С “Темными аллеями” этого не происходит. Отчего? Оттого, что книга динамична. И если бы не накал эротики, движения не было бы. В движение книгу приводит “любовь, что движет солнце и светила”, что в переводе на язык школьной астрономии означает “управляет земным временем”, точнее будет: “приводит время в движение”. Мы имеем дело с эротикой времени.

Совокупления чуть не на каждой странице создают энергию движения времени. Причем объятия эти по ходу книги становятся все интенсивней, чтобы не случилось остановки и энергетического кризиса во вселенной. Постоянные смерти “после”, послужившие созданию версии о кровожадной “концепции любви” Бунина, — смерти исполнивших долг.

Автор и сам участвует во всем этом, потому что все мужские партии исполняет сам. Это якобы рассказы разных людей. Герой один: одни и те же излюбленные запахи, привычки, один тип чувственности. Героинь тоже меньше, чем кажется, контуры многих совпадают: Гаша совпадает с Таней, Генрих — с героинями “В Париже”, “Мести”, “Антигоны”, Натали — с героиней “Ворона”, Муза — со спящей женщиной из “Начала”. Автор и не собирается скрывать своего участия. Температура времени у него явно повышенная.

И если персонажи “Декамерона” рассказывают свои истории, чтобы убить излишнее время, отгородившее их от пространства Италии, и тем самым это пространство заново открыть, разместив происшествия в разных городах страны и за ее пределами, то “Темные аллеи” написаны, чтобы оживить время России и гибнущей, как казалось, Европы, завести его заново.

Есть еще одна тема разговора о “Темных аллеях” — времена года в этой книге, но ей трудно стать “темой разговора”, и она продолжает оставаться темой чтения...

 

Новая телесность

Война — самое верное руководство по анатомии. После Первой

мировой, а заодно — Гражданской, плюс радости советской власти, русская литература вспомнила, а то и заново открыла для себя такую форму жизни, как человеческое тело. В этом открытии в России дошли до такой библейской святости тела, что Лоуренс вряд ли нашел бы здесь читателя, которого ему удалось бы скандализовать.

Все, что в мирное время так скромно прикрыто кожей, в войну вываливается наружу и доступно зрению любого. Ощущения острые.

Теперь под “внутренней работой” может пониматься не столько работа души или мысли, сколько работа тела изнутри.

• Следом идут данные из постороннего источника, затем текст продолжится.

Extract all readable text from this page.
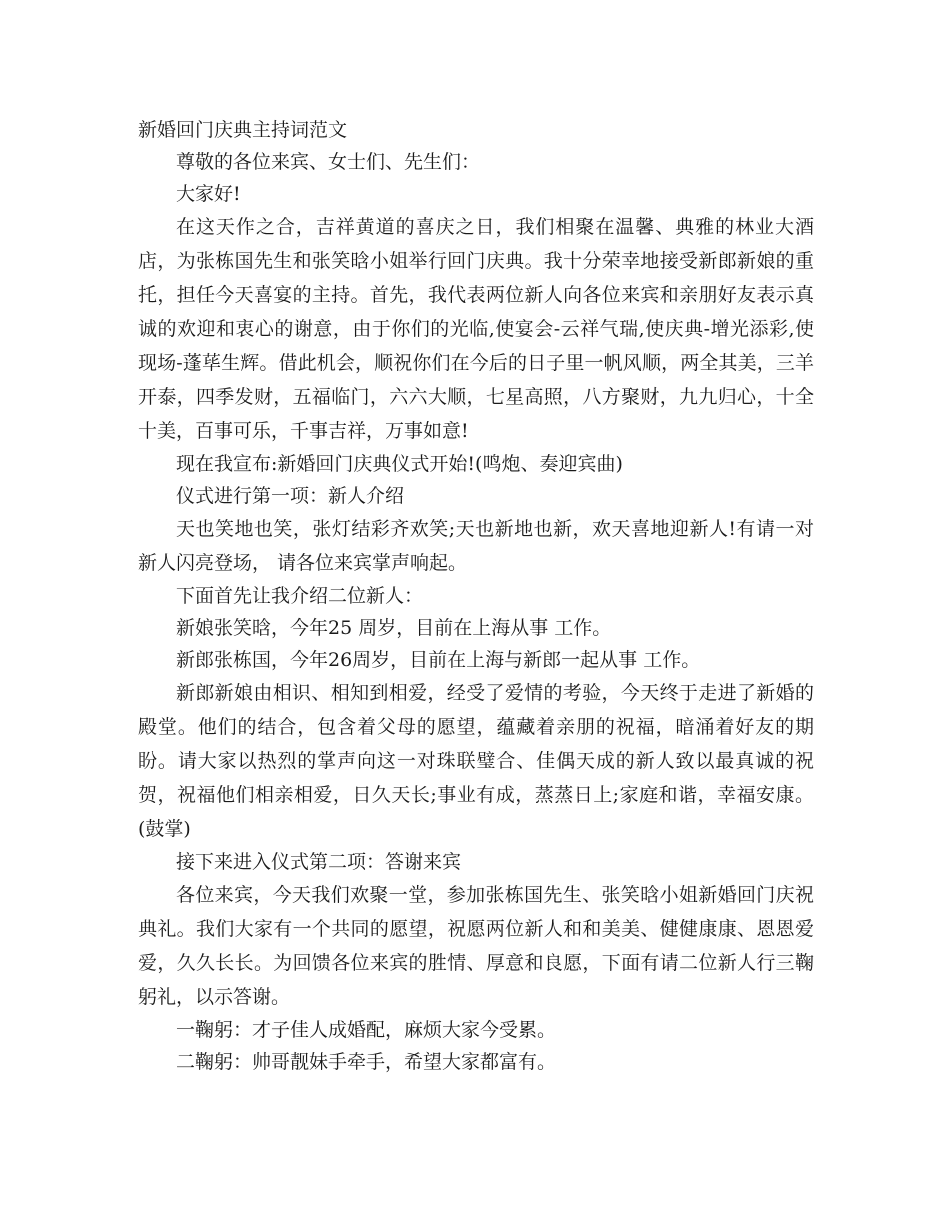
新婚回门庆典主持词范文

尊敬的各位来宾、女士们、先生们：

大家好!

在这天作之合，吉祥黄道的喜庆之日，我们相聚在温馨、典雅的林业大酒店，为张栋国先生和张笑晗小姐举行回门庆典。我十分荣幸地接受新郎新娘的重托，担任今天喜宴的主持。首先，我代表两位新人向各位来宾和亲朋好友表示真诚的欢迎和衷心的谢意，由于你们的光临,使宴会-云祥气瑞,使庆典-增光添彩,使现场-蓬荜生辉。借此机会，顺祝你们在今后的日子里一帆风顺，两全其美，三羊开泰，四季发财，五福临门，六六大顺，七星高照，八方聚财，九九归心，十全十美，百事可乐，千事吉祥，万事如意!

现在我宣布:新婚回门庆典仪式开始!(鸣炮、奏迎宾曲)

仪式进行第一项：新人介绍

天也笑地也笑，张灯结彩齐欢笑;天也新地也新，欢天喜地迎新人!有请一对新人闪亮登场， 请各位来宾掌声响起。

下面首先让我介绍二位新人：

新娘张笑晗，今年25 周岁，目前在上海从事 工作。

新郎张栋国，今年26周岁，目前在上海与新郎一起从事 工作。

新郎新娘由相识、相知到相爱，经受了爱情的考验，今天终于走进了新婚的殿堂。他们的结合，包含着父母的愿望，蕴藏着亲朋的祝福，暗涌着好友的期盼。请大家以热烈的掌声向这一对珠联璧合、佳偶天成的新人致以最真诚的祝贺，祝福他们相亲相爱，日久天长;事业有成，蒸蒸日上;家庭和谐，幸福安康。(鼓掌)

接下来进入仪式第二项：答谢来宾

各位来宾，今天我们欢聚一堂，参加张栋国先生、张笑晗小姐新婚回门庆祝典礼。我们大家有一个共同的愿望，祝愿两位新人和和美美、健健康康、恩恩爱爱，久久长长。为回馈各位来宾的胜情、厚意和良愿，下面有请二位新人行三鞠躬礼，以示答谢。

一鞠躬：才子佳人成婚配，麻烦大家今受累。

二鞠躬：帅哥靓妹手牵手，希望大家都富有。
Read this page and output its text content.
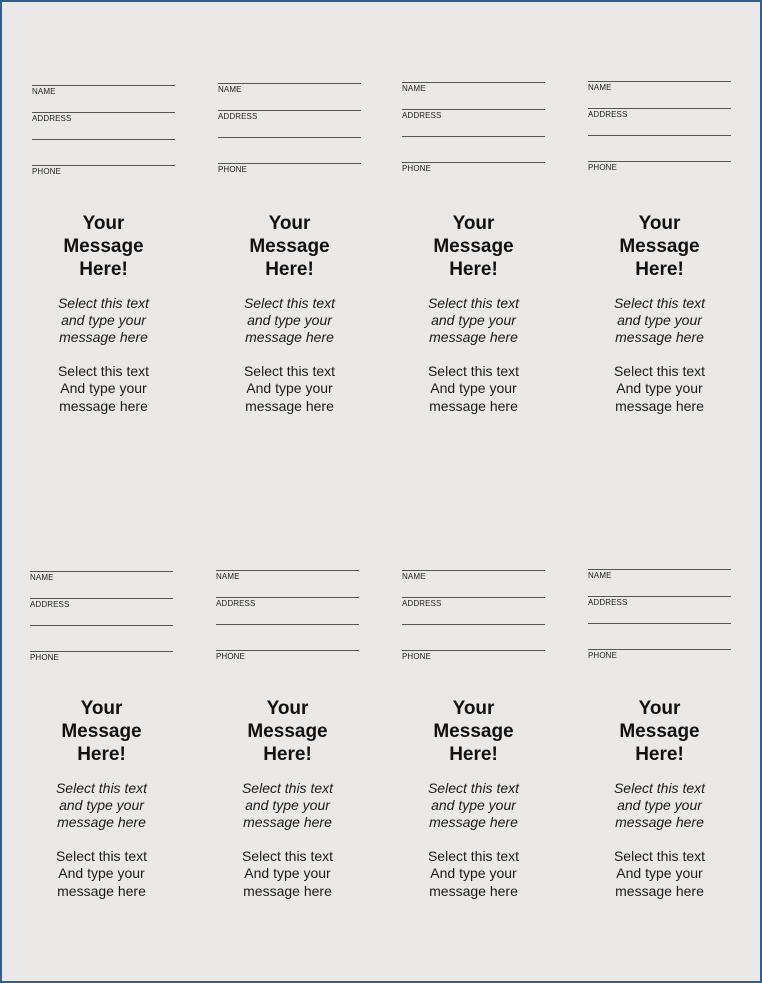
NAME
ADDRESS
PHONE
Your
Message
Here!
Select this text
and type your
message here
Select this text
And type your
message here
NAME
ADDRESS
PHONE
Your
Message
Here!
Select this text
and type your
message here
Select this text
And type your
message here
NAME
ADDRESS
PHONE
Your
Message
Here!
Select this text
and type your
message here
Select this text
And type your
message here
NAME
ADDRESS
PHONE
Your
Message
Here!
Select this text
and type your
message here
Select this text
And type your
message here
NAME
ADDRESS
PHONE
Your
Message
Here!
Select this text
and type your
message here
Select this text
And type your
message here
NAME
ADDRESS
PHONE
Your
Message
Here!
Select this text
and type your
message here
Select this text
And type your
message here
NAME
ADDRESS
PHONE
Your
Message
Here!
Select this text
and type your
message here
Select this text
And type your
message here
NAME
ADDRESS
PHONE
Your
Message
Here!
Select this text
and type your
message here
Select this text
And type your
message here
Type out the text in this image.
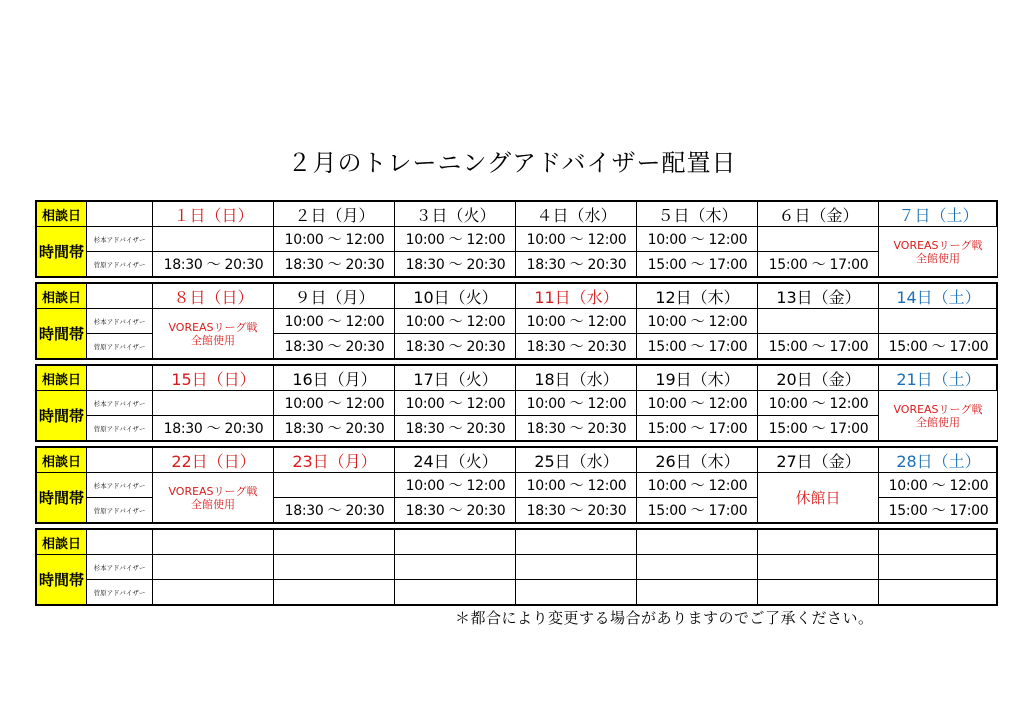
２月のトレーニングアドバイザー配置日
相談日
時間帯
杉本アドバイザー
菅原アドバイザー
１日（日）
18:30 ～ 20:30
２日（月）
10:00 ～ 12:00
18:30 ～ 20:30
３日（火）
10:00 ～ 12:00
18:30 ～ 20:30
４日（水）
10:00 ～ 12:00
18:30 ～ 20:30
５日（木）
10:00 ～ 12:00
15:00 ～ 17:00
６日（金）
15:00 ～ 17:00
７日（土）
VOREASリーグ戦
全館使用
相談日
時間帯
杉本アドバイザー
菅原アドバイザー
８日（日）
VOREASリーグ戦
全館使用
９日（月）
10:00 ～ 12:00
18:30 ～ 20:30
10日（火）
10:00 ～ 12:00
18:30 ～ 20:30
11日（水）
10:00 ～ 12:00
18:30 ～ 20:30
12日（木）
10:00 ～ 12:00
15:00 ～ 17:00
13日（金）
15:00 ～ 17:00
14日（土）
15:00 ～ 17:00
相談日
時間帯
杉本アドバイザー
菅原アドバイザー
15日（日）
18:30 ～ 20:30
16日（月）
10:00 ～ 12:00
18:30 ～ 20:30
17日（火）
10:00 ～ 12:00
18:30 ～ 20:30
18日（水）
10:00 ～ 12:00
18:30 ～ 20:30
19日（木）
10:00 ～ 12:00
15:00 ～ 17:00
20日（金）
10:00 ～ 12:00
15:00 ～ 17:00
21日（土）
VOREASリーグ戦
全館使用
相談日
時間帯
杉本アドバイザー
菅原アドバイザー
22日（日）
VOREASリーグ戦
全館使用
23日（月）
18:30 ～ 20:30
24日（火）
10:00 ～ 12:00
18:30 ～ 20:30
25日（水）
10:00 ～ 12:00
18:30 ～ 20:30
26日（木）
10:00 ～ 12:00
15:00 ～ 17:00
27日（金）
休館日
28日（土）
10:00 ～ 12:00
15:00 ～ 17:00
相談日
時間帯
杉本アドバイザー
菅原アドバイザー
＊都合により変更する場合がありますのでご了承ください。
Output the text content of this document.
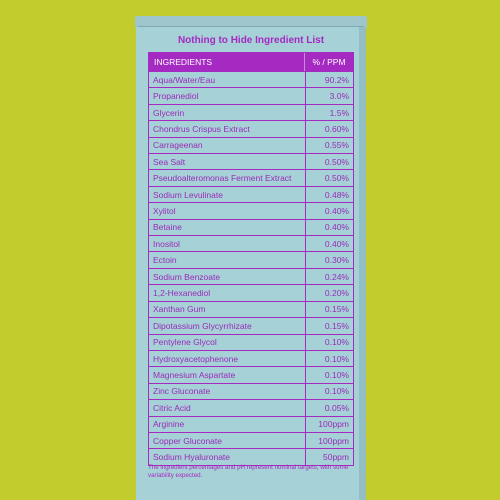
Nothing to Hide Ingredient List
INGREDIENTS	% / PPM
Aqua/Water/Eau	90.2%
Propanediol	3.0%
Glycerin	1.5%
Chondrus Crispus Extract	0.60%
Carrageenan	0.55%
Sea Salt	0.50%
Pseudoalteromonas Ferment Extract	0.50%
Sodium Levulinate	0.48%
Xylitol	0.40%
Betaine	0.40%
Inositol	0.40%
Ectoin	0.30%
Sodium Benzoate	0.24%
1,2-Hexanediol	0.20%
Xanthan Gum	0.15%
Dipotassium Glycyrrhizate	0.15%
Pentylene Glycol	0.10%
Hydroxyacetophenone	0.10%
Magnesium Aspartate	0.10%
Zinc Gluconate	0.10%
Citric Acid	0.05%
Arginine	100ppm
Copper Gluconate	100ppm
Sodium Hyaluronate	50ppm
The ingredient percentages and pH represent nominal targets, with some variability expected.
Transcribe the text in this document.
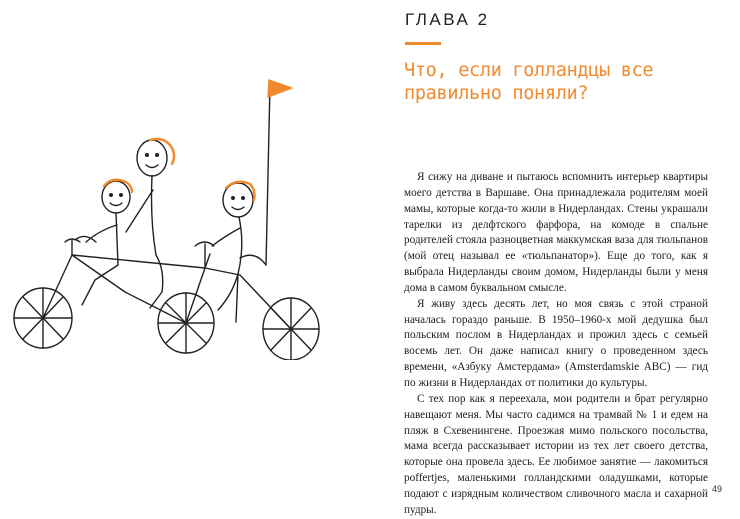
ГЛАВА 2
Что, если голландцы все правильно поняли?

Я сижу на диване и пытаюсь вспомнить интерьер квартиры моего детства в Варшаве. Она принадлежала родителям моей мамы, которые когда-то жили в Нидерландах. Стены украшали тарелки из делфтского фарфора, на комоде в спальне родителей стояла разноцветная маккумская ваза для тюльпанов (мой отец называл ее «тюльпанатор»). Еще до того, как я выбрала Нидерланды своим домом, Нидерланды были у меня дома в самом буквальном смысле.

Я живу здесь десять лет, но моя связь с этой страной началась гораздо раньше. В 1950–1960-х мой дедушка был польским послом в Нидерландах и прожил здесь с семьей восемь лет. Он даже написал книгу о проведенном здесь времени, «Азбуку Амстердама» (Amsterdamskie ABC) — гид по жизни в Нидерландах от политики до культуры.

С тех пор как я переехала, мои родители и брат регулярно навещают меня. Мы часто садимся на трамвай № 1 и едем на пляж в Схевенингене. Проезжая мимо польского посольства, мама всегда рассказывает истории из тех лет своего детства, которые она провела здесь. Ее любимое занятие — лакомиться poffertjes, маленькими голландскими оладушками, которые подают с изрядным количеством сливочного масла и сахарной пудры.

49
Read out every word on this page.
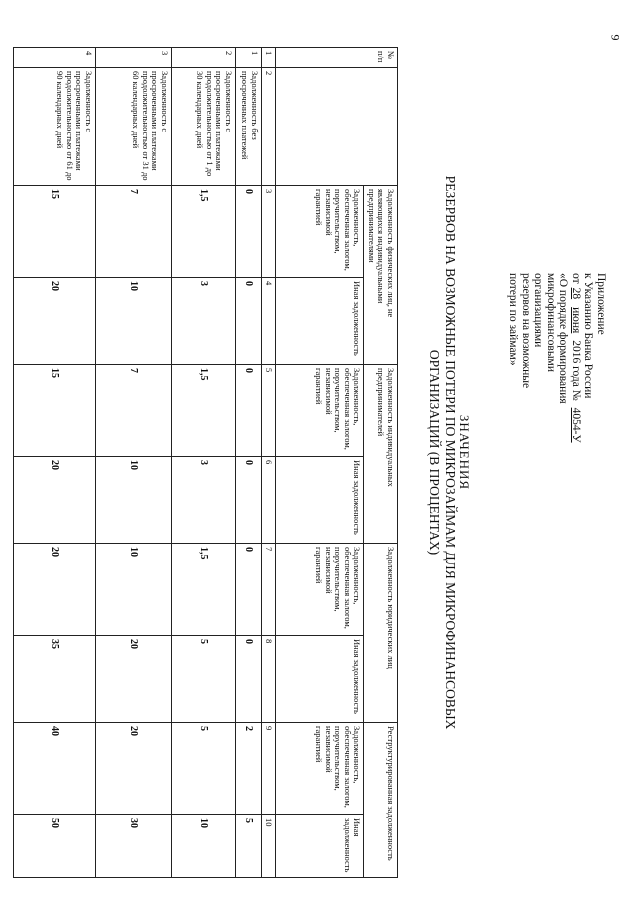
9
Приложение
к Указанию Банка России
от28июня 2016 года № 4054-У
«О порядке формирования микрофинансовыми
организациями
резервов на возможные
потери по займам»
ЗНАЧЕНИЯ
РЕЗЕРВОВ НА ВОЗМОЖНЫЕ ПОТЕРИ ПО МИКРОЗАЙМАМ ДЛЯ МИКРОФИНАНСОВЫХ
ОРГАНИЗАЦИЙ (В ПРОЦЕНТАХ)
№ п/п		Задолженность физических лиц, не являющихся индивидуальными предпринимателями		Задолженность индивидуальных предпринимателей		Задолженность юридических лиц		Реструктурированная задолженность	
		Задолженность, обеспеченная залогом, поручительством, независимой гарантией	Иная задолженность	Задолженность, обеспеченная залогом, поручительством, независимой гарантией	Иная задолженность	Задолженность, обеспеченная залогом, поручительством, независимой гарантией	Иная задолженность	Задолженность, обеспеченная залогом, поручительством, независимой гарантией	Иная задолженность
1	2	3	4	5	6	7	8	9	10
1	Задолженность без просроченных платежей	0	0	0	0	0	0	2	5
2	Задолженность с просроченными платежами продолжительностью от 1 до 30 календарных дней	1,5	3	1,5	3	1,5	5	5	10
3	Задолженность с просроченными платежами продолжительностью от 31 до 60 календарных дней	7	10	7	10	10	20	20	30
4	Задолженность с просроченными платежами продолжительностью от 61 до 90 календарных дней	15	20	15	20	20	35	40	50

Вещество тела вырабатывает заодно и мысль. И хотя давно уже никто не верил в то, что женщин делают из мрамора и алебастра, но представление о теле как о механизме или рукотворной вещи, например — вазе, в мирное время ближе рядовому горожанину. Модный журнал укрепляет его на этих позициях. Горожанин не помнит о материале, из которого сделан, и сравнивает его с чем-то более знакомым: гипс, пластмасса, резина и проч. Он говорит не “тело”, а “фигура”, превращаясь сам и превращая свою женщину в скульптуру или манекен. Это сильно снижает рождаемость: женщина не вполне уверена в своей полости, и тут нужен Блум, исследующий статуи на предмет отверстий.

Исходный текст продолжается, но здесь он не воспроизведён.